Ireland had already won the title before Friday night’s 26-17 victory over Wales in Colwyn Bay but the final item on the agenda was a Grand Slam, which they managed, emulating the class of 2007. It wasn’t their best performance but no one will care unduly. They got the result, which at times seemed something they would be cruelly denied.
But this young group have shown a remarkable resilience throughout the tournament and they needed every inch of both that obduracy and self belief to not only survive but come out the far side. When asked for an overview McNamara shrugged: “It was a difficult game to sum up, to be honest about it.
“We just weren’t accurate in that first half, particularly around how we managed the game. We didn’t exit well, gave them ‘ins’ into the game. We defended resolutely throughout and I thought we put ourselves into a really good position just after half-time.
“Obviously another loose exit and Ryan Conbeer is a very good player. He has been playing at this level for three years and he punished us.”
The game’s defining moment was provided by Buccaneers scrumhalf Colm Reilly, called into the replacements after Craig Casey cried off and Cormac Foley was promoted to the starting team. On 71 minutes and with Ireland trailing 17-14 Reilly spotted a gap at a ruck, scampered clear and then showed great pace on an arcing run to the tryline.
McNamara admitted: “You have to say, the resolve they showed at the end, I think Colm and Jake [Flannery] deserve particular praise for how they went at 9 and 10. They really upped the tempo of the game.
“That was when we started to dictate the pace. The reality was they were dictating the tempo up until that point. Wales struggled to deal with it from then on.”
Ireland were denied tries on three occasions by the television match official and the little gremlins with their patterns, particularly in the first half, could have drained their confidence.
The Irish coach explained: “The TMO decisions were very fine margins to be honest about it, all of them. They could have gone either way, and another team, it might have got to them.
“The reality is with this group that their ability to refocus, their ability to stay in the blue, focus on the job in hand is absolutely first class. That was really evident and certainly called upon. Particularly that [disallowed] try for Jonathan Wren; it was a very marginal, very late TMO call and we conceded shortly after that.
“I think it was a testament to how they train, the resolve within the group, sticking to their process and believing. There was never a second in that game that they didn’t believe they were going to win.”

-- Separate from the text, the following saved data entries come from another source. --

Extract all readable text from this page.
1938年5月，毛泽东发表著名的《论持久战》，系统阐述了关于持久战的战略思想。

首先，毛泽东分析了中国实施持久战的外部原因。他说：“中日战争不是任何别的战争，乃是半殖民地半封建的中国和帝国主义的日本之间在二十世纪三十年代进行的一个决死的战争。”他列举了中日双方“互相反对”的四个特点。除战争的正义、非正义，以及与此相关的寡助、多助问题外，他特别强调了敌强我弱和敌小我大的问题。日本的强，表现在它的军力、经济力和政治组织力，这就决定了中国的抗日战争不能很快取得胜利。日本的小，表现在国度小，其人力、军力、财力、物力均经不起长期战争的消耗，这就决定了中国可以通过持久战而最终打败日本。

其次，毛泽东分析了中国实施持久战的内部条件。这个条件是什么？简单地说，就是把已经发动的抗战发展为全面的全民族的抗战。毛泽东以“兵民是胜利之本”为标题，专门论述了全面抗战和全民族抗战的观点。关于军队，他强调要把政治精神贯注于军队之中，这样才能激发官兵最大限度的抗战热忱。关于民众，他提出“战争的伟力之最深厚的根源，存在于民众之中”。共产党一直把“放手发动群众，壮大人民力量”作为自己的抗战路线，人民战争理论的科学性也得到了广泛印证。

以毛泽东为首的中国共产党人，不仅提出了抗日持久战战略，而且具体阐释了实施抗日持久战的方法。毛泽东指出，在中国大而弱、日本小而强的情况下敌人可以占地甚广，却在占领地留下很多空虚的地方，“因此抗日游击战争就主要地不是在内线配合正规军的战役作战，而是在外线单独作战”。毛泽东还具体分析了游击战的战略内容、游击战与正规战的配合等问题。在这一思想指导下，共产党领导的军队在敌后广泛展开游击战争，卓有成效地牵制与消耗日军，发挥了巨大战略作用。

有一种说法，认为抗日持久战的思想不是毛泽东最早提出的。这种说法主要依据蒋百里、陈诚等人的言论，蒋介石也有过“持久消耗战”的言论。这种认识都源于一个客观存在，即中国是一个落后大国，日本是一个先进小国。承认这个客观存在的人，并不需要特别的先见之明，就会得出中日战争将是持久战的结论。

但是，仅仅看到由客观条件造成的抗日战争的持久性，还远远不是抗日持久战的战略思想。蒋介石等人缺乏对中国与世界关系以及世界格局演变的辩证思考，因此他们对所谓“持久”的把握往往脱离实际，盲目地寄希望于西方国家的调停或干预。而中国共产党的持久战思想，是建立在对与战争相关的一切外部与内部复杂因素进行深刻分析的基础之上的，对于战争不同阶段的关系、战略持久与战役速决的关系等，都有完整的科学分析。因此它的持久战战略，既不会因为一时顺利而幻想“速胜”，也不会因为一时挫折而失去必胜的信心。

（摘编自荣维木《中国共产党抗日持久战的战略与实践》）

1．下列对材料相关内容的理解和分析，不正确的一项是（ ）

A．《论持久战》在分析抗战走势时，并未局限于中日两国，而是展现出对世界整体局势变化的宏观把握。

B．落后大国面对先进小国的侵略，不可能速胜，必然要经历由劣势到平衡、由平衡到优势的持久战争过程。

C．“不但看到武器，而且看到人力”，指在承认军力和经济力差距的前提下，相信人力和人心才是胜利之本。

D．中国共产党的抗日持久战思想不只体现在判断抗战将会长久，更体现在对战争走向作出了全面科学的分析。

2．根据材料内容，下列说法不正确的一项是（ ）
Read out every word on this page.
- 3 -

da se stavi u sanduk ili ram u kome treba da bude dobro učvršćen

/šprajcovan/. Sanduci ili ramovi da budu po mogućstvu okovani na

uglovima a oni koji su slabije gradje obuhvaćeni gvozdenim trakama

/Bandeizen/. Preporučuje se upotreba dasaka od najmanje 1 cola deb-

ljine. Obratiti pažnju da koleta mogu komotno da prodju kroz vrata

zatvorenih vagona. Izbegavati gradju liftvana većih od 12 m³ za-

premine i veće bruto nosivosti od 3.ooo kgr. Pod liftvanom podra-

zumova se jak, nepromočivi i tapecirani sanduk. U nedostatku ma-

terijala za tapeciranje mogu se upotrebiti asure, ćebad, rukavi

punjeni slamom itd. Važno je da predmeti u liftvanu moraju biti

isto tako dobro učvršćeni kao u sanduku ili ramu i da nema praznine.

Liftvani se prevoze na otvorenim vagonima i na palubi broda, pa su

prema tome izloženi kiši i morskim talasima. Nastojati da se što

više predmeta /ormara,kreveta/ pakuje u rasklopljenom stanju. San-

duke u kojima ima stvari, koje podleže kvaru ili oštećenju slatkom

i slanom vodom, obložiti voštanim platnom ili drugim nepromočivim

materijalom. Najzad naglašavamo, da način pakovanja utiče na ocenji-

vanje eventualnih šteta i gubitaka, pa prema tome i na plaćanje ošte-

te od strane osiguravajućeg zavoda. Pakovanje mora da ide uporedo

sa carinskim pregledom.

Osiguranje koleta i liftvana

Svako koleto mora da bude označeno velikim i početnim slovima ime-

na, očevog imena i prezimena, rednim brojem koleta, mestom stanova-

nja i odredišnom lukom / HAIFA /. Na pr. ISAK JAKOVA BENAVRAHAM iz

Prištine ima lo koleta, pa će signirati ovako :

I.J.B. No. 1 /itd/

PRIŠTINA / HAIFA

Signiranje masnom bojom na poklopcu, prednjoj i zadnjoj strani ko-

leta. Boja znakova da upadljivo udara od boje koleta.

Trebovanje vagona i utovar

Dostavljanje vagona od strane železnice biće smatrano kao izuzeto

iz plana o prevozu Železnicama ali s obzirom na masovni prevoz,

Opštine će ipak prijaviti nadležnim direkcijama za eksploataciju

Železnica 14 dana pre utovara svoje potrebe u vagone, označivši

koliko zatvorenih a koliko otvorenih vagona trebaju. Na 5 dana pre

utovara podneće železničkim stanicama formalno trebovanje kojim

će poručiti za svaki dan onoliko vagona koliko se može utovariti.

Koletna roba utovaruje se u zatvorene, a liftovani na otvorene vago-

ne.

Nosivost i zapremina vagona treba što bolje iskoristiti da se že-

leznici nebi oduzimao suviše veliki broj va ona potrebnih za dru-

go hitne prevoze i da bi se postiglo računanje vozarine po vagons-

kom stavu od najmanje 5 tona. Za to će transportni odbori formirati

So what does it mean for the group?
“A hell of a lot of people have worked very hard, not least the players but there is a big management team attached to this team and it was a just reward for them; from the medics – our injury profile has been very good all through the campaign – how the players have been managed especially the work of the strength and conditioning lads. They deserve a lot of praise but it’s predominantly the players.”